Use it while debugging upload forms, validating user-supplied assets before you pipe them into imagemagick, or triaging a suspicious download without opening it in its native app first. After you know the true type, route heavy image work through Image optimizer or format converters, and keep comparing extensions to MIME labels in your backend validators—not trusting either alone.

Worked example

Support forwards invoice.zip that behaves oddly. The checker reports a MIME of application/x-php or plain text instead of a zip signature. You block it at the WAF and ask the sender to resend from a known channel—without executing the payload. If the MIME matches image/png but marketing insists it is a SVG workflow, you investigate whether someone renamed layers manually.

Frequently asked questions

Why does MIME differ from the file extension?

Extensions are user-editable labels; magic-byte sniffing looks at the opening bytes. Trust content for security decisions, not the suffix alone.

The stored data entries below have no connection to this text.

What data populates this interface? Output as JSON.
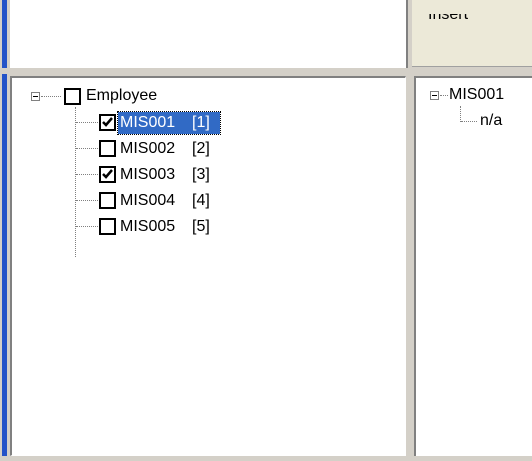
{
  "window": {
    "accent_color": "#2353c8",
    "top_panel_label": "Insert"
  },
  "left_tree": {
    "root": {
      "label": "Employee",
      "checked": false,
      "expanded": true
    },
    "items": [
      {
        "label": "MIS001",
        "index": "[1]",
        "checked": true,
        "selected": true
      },
      {
        "label": "MIS002",
        "index": "[2]",
        "checked": false,
        "selected": false
      },
      {
        "label": "MIS003",
        "index": "[3]",
        "checked": true,
        "selected": false
      },
      {
        "label": "MIS004",
        "index": "[4]",
        "checked": false,
        "selected": false
      },
      {
        "label": "MIS005",
        "index": "[5]",
        "checked": false,
        "selected": false
      }
    ],
    "selection_color": "#316ac5"
  },
  "right_tree": {
    "root_label": "MIS001",
    "child_label": "n/a"
  }
}
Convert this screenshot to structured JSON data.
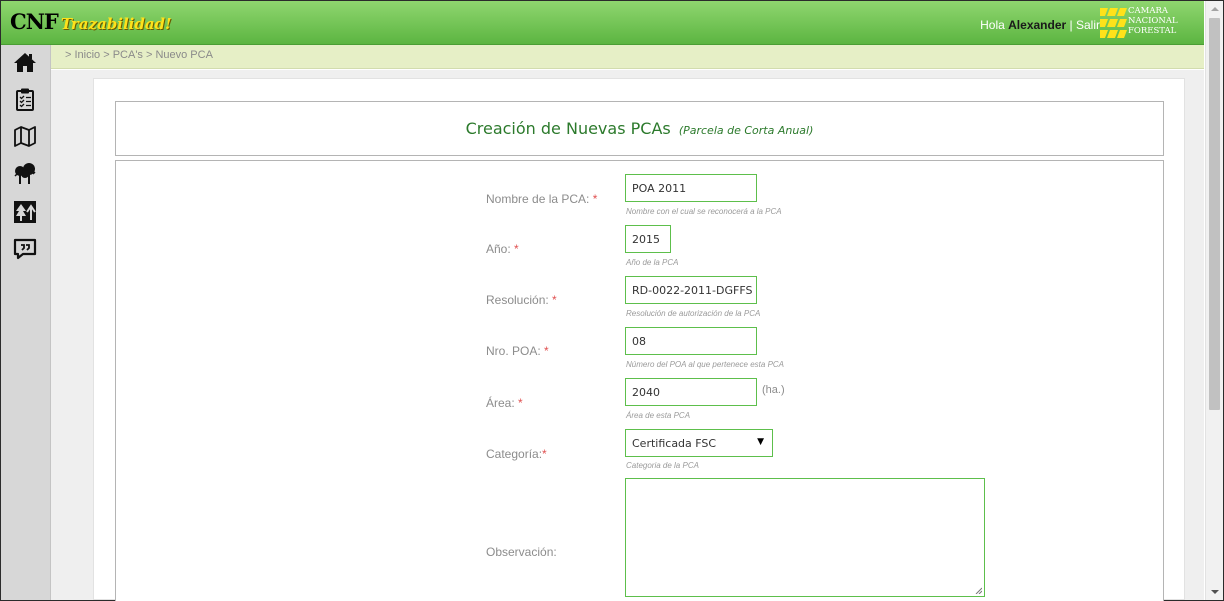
{
  "header": {
    "logo_main": "CNF",
    "logo_sub": "Trazabilidad!",
    "greeting": "Hola",
    "username": "Alexander",
    "separator": "|",
    "logout": "Salir",
    "org_logo_lines": [
      "CAMARA",
      "NACIONAL",
      "FORESTAL"
    ],
    "colors": {
      "header_green": "#6cc04f",
      "accent_yellow": "#ffe21a",
      "title_green": "#2c7a2c",
      "field_border": "#5dbf4b",
      "required_red": "#e05050"
    }
  },
  "breadcrumb": "> Inicio > PCA's > Nuevo PCA",
  "sidebar": {
    "items": [
      {
        "name": "home-icon"
      },
      {
        "name": "clipboard-icon"
      },
      {
        "name": "map-icon"
      },
      {
        "name": "trees-icon"
      },
      {
        "name": "forest-sign-icon"
      },
      {
        "name": "comment-icon"
      }
    ]
  },
  "form": {
    "title": "Creación de Nuevas PCAs",
    "subtitle": "(Parcela de Corta Anual)",
    "required_mark": "*",
    "fields": {
      "nombre": {
        "label": "Nombre de la PCA:",
        "value": "POA 2011",
        "help": "Nombre con el cual se reconocerá a la PCA"
      },
      "anio": {
        "label": "Año:",
        "value": "2015",
        "help": "Año de la PCA"
      },
      "resolucion": {
        "label": "Resolución:",
        "value": "RD-0022-2011-DGFFS",
        "help": "Resolución de autorización de la PCA"
      },
      "nro_poa": {
        "label": "Nro. POA:",
        "value": "08",
        "help": "Número del POA al que pertenece esta PCA"
      },
      "area": {
        "label": "Área:",
        "value": "2040",
        "unit": "(ha.)",
        "help": "Área de esta PCA"
      },
      "categoria": {
        "label": "Categoría:",
        "value": "Certificada FSC",
        "help": "Categoria de la PCA"
      },
      "observacion": {
        "label": "Observación:",
        "value": ""
      }
    }
  }
}
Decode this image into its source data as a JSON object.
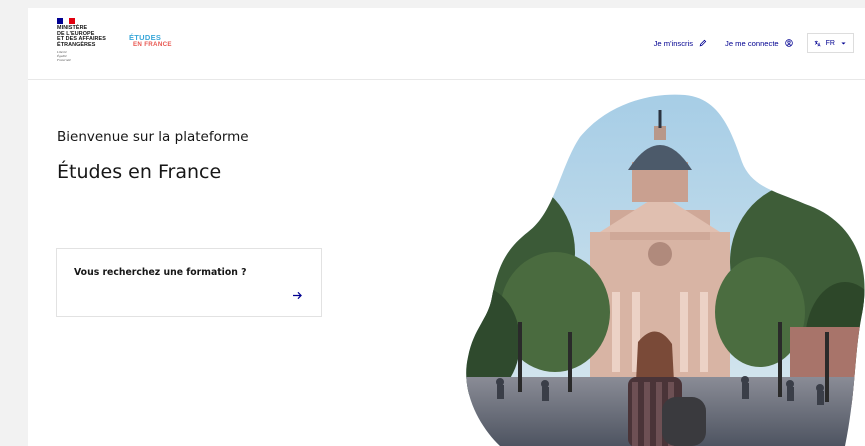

Can embedded polyglots fool this?

Cleverly crafted files can confuse simple sniffers. Combine scanning, sandboxing, and least-privilege execution for anything untrusted.

Does it upload my file to your servers?

Assume browser-local handling for typical SPA-style tools, but check your network tab if your deployment wraps uploads—policy belongs in your privacy statement.

Why is last modified missing?

Some drag-and-drop sources strip timestamps or return synthetic values; treat metadata as hints.